The Snow Painter
In the Musee des Beaux-Artes at Rouen, France they keep their best paintings in the corner. A tiny room, a third the size of most in the gallery, it contains several Impressionist classics, including Monet’s take on the cathedral from St. Catherine’s Hill and a windblown plazascape which makes you shiver and feel alone in the world.
But the painting that grabbed my heart was Alfred Sisley’s take on a couple walking towards (or away from?) a village in the snow. So much sentiment he packed into the painting, so many suggestions… why do we go out in the snow? To be cold? Why? It’s these really naive but also really old questions that really interest me.

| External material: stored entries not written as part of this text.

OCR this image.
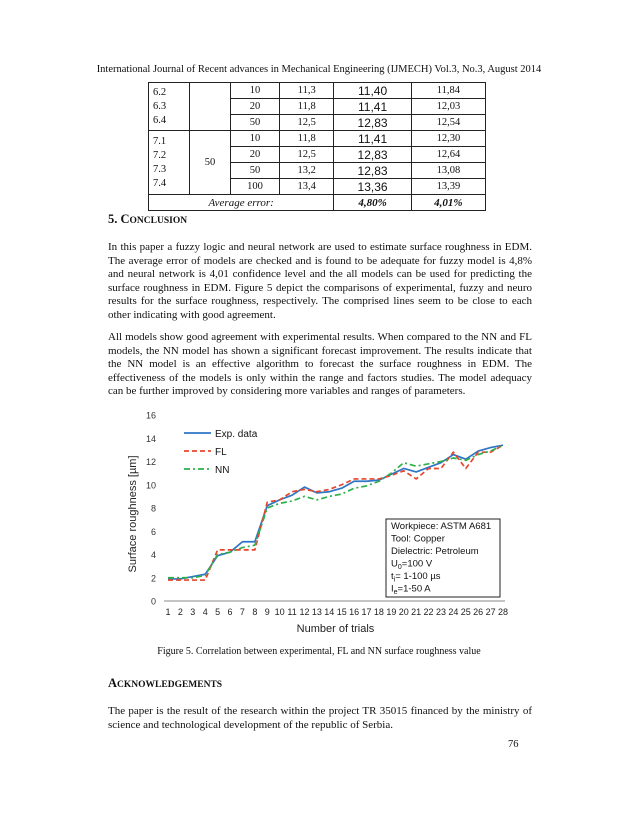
International Journal of Recent advances in Mechanical Engineering (IJMECH) Vol.3, No.3, August 2014
6.2
6.3
6.4		10	11,3	11,40	11,84
		20	11,8	11,41	12,03
		50	12,5	12,83	12,54

7.1
7.2
7.3
7.4	50	10	11,8	11,41	12,30
		20	12,5	12,83	12,64
		50	13,2	12,83	13,08
		100	13,4	13,36	13,39
Average error:				4,80%	4,01%
5. CONCLUSION

In this paper a fuzzy logic and neural network are used to estimate surface roughness in EDM. The average error of models are checked and is found to be adequate for fuzzy model is 4,8% and neural network is 4,01 confidence level and the all models can be used for predicting the surface roughness in EDM. Figure 5 depict the comparisons of experimental, fuzzy and neuro results for the surface roughness, respectively. The comprised lines seem to be close to each other indicating with good agreement.

All models show good agreement with experimental results. When compared to the NN and FL models, the NN model has shown a significant forecast improvement. The results indicate that the NN model is an effective algorithm to forecast the surface roughness in EDM. The effectiveness of the models is only within the range and factors studies. The model adequacy can be further improved by considering more variables and ranges of parameters.

0
2
4
6
8
10
12
14
16
1 2 3 4 5 6 7 8 9 10 11 12 13 14 15 16 17 18 19 20 21 22 23 24 25 26 27 28
Number of trials
Surface roughness [µm]
Exp. data
FL
NN
Workpiece: ASTM A681
Tool: Copper
Dielectric: Petroleum
$U_0=100$ V
$t_i= 1-100$ µs
$I_e=1-50$ A
Figure 5. Correlation between experimental, FL and NN surface roughness value
ACKNOWLEDGEMENTS

The paper is the result of the research within the project TR 35015 financed by the ministry of science and technological development of the republic of Serbia.

76
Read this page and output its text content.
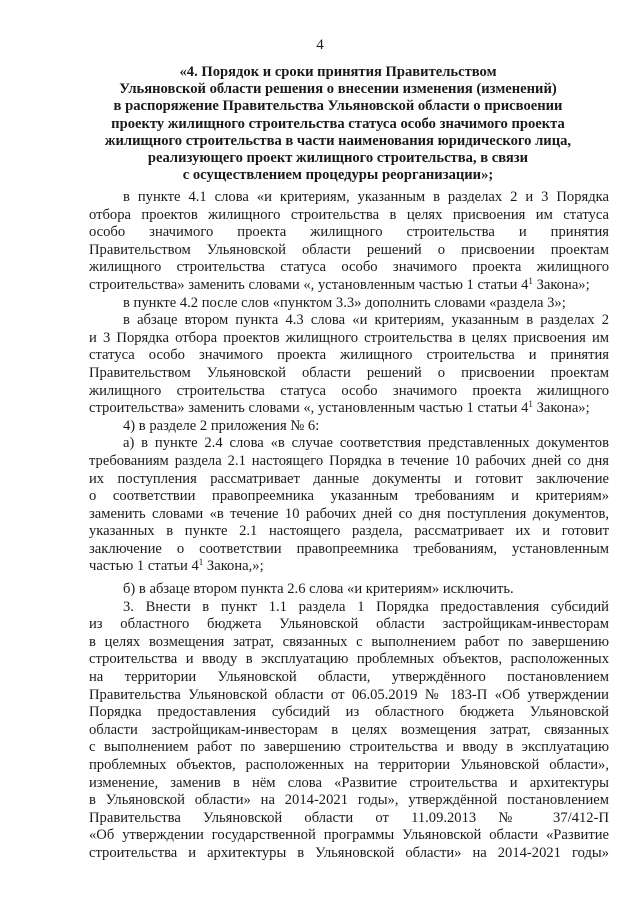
4
«4. Порядок и сроки принятия Правительством
Ульяновской области решения о внесении изменения (изменений)
в распоряжение Правительства Ульяновской области о присвоении
проекту жилищного строительства статуса особо значимого проекта
жилищного строительства в части наименования юридического лица,
реализующего проект жилищного строительства, в связи
с осуществлением процедуры реорганизации»;
в пункте 4.1 слова «и критериям, указанным в разделах 2 и 3 Порядка
отбора проектов жилищного строительства в целях присвоения им статуса
особо значимого проекта жилищного строительства и принятия
Правительством Ульяновской области решений о присвоении проектам
жилищного строительства статуса особо значимого проекта жилищного
строительства» заменить словами «, установленным частью 1 статьи $4^1$ Закона»;
в пункте 4.2 после слов «пунктом 3.3» дополнить словами «раздела 3»;
в абзаце втором пункта 4.3 слова «и критериям, указанным в разделах 2
и 3 Порядка отбора проектов жилищного строительства в целях присвоения им
статуса особо значимого проекта жилищного строительства и принятия
Правительством Ульяновской области решений о присвоении проектам
жилищного строительства статуса особо значимого проекта жилищного
строительства» заменить словами «, установленным частью 1 статьи $4^1$ Закона»;
4) в разделе 2 приложения № 6:
а) в пункте 2.4 слова «в случае соответствия представленных документов
требованиям раздела 2.1 настоящего Порядка в течение 10 рабочих дней со дня
их поступления рассматривает данные документы и готовит заключение
о соответствии правопреемника указанным требованиям и критериям»
заменить словами «в течение 10 рабочих дней со дня поступления документов,
указанных в пункте 2.1 настоящего раздела, рассматривает их и готовит
заключение о соответствии правопреемника требованиям, установленным
частью 1 статьи $4^1$ Закона,»;
б) в абзаце втором пункта 2.6 слова «и критериям» исключить.
3. Внести в пункт 1.1 раздела 1 Порядка предоставления субсидий
из областного бюджета Ульяновской области застройщикам-инвесторам
в целях возмещения затрат, связанных с выполнением работ по завершению
строительства и вводу в эксплуатацию проблемных объектов, расположенных
на территории Ульяновской области, утверждённого постановлением
Правительства Ульяновской области от 06.05.2019 № 183-П «Об утверждении
Порядка предоставления субсидий из областного бюджета Ульяновской
области застройщикам-инвесторам в целях возмещения затрат, связанных
с выполнением работ по завершению строительства и вводу в эксплуатацию
проблемных объектов, расположенных на территории Ульяновской области»,
изменение, заменив в нём слова «Развитие строительства и архитектуры
в Ульяновской области» на 2014-2021 годы», утверждённой постановлением
Правительства Ульяновской области от 11.09.2013 № 37/412-П
«Об утверждении государственной программы Ульяновской области «Развитие
строительства и архитектуры в Ульяновской области» на 2014-2021 годы»
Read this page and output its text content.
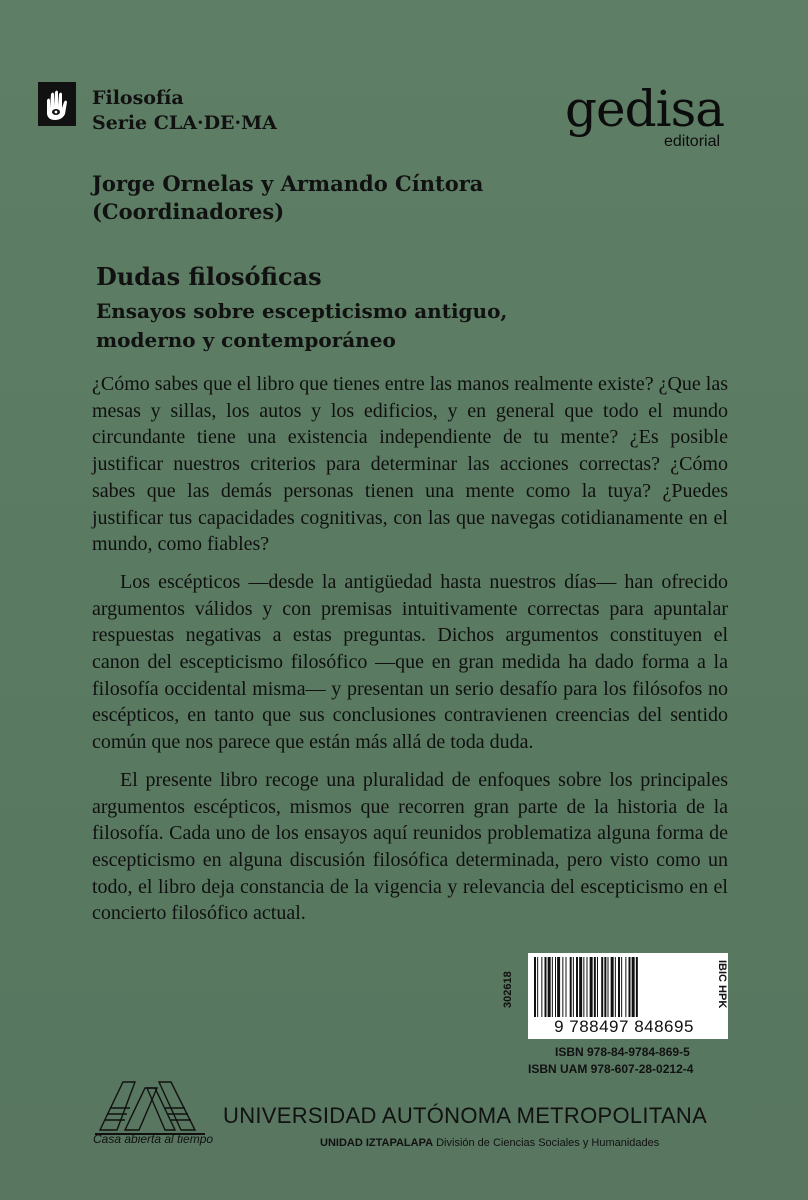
Filosofía
Serie CLA·DE·MA	gedisa
editorial
Jorge Ornelas y Armando Cíntora
(Coordinadores)
Dudas filosóficas
Ensayos sobre escepticismo antiguo, moderno y contemporáneo

¿Cómo sabes que el libro que tienes entre las manos realmente existe? ¿Que las mesas y sillas, los autos y los edificios, y en general que todo el mundo circundante tiene una existencia independiente de tu mente? ¿Es posible justificar nuestros criterios para determinar las acciones correctas? ¿Cómo sabes que las demás personas tienen una mente como la tuya? ¿Puedes justificar tus capacidades cognitivas, con las que navegas cotidianamente en el mundo, como fiables?

Los escépticos —desde la antigüedad hasta nuestros días— han ofrecido argumentos válidos y con premisas intuitivamente correctas para apuntalar respuestas negativas a estas preguntas. Dichos argumentos constituyen el canon del escepticismo filosófico —que en gran medida ha dado forma a la filosofía occidental misma— y presentan un serio desafío para los filósofos no escépticos, en tanto que sus conclusiones contravienen creencias del sentido común que nos parece que están más allá de toda duda.

El presente libro recoge una pluralidad de enfoques sobre los principales argumentos escépticos, mismos que recorren gran parte de la historia de la filosofía. Cada uno de los ensayos aquí reunidos problematiza alguna forma de escepticismo en alguna discusión filosófica determinada, pero visto como un todo, el libro deja constancia de la vigencia y relevancia del escepticismo en el concierto filosófico actual.

302618	IBIC HPK
9 788497 848695
ISBN 978-84-9784-869-5
ISBN UAM 978-607-28-0212-4
Casa abierta al tiempo
UNIVERSIDAD AUTÓNOMA METROPOLITANA
UNIDAD IZTAPALAPA División de Ciencias Sociales y Humanidades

This poem is an obvious riff on Wallace Steven’s The Snow Man. It’s not the first time I’ve riffed it, and it definitely won’t be the last – I love The Snow Man, and have a relationship with it, and my appreciation of winter and snow is colored by it.
My writing is a lot like my cooking. I make the same dishes over and over again, refining them, twisting them, learning the role each ingredient plays, and always paying homage the source.
The Snow Painter
Sisley made his mind into winter
in order to describe
two intwined in the white hush
crunching towards town, the inn
where smoke rose from the chimney –
And far from misery, Sisley
said without a word how it’s better
to be cold, and going to be warm
than to be warm forever –
January now. Wait. Make warm soon.
She crunched. Accompanied him to the inn.
Couldn’t conceive an other that wasn’t.
Even the land is composed of our ticks
tocking to the wind which is cold, or isn’t –
no snow can deny her her perceiving.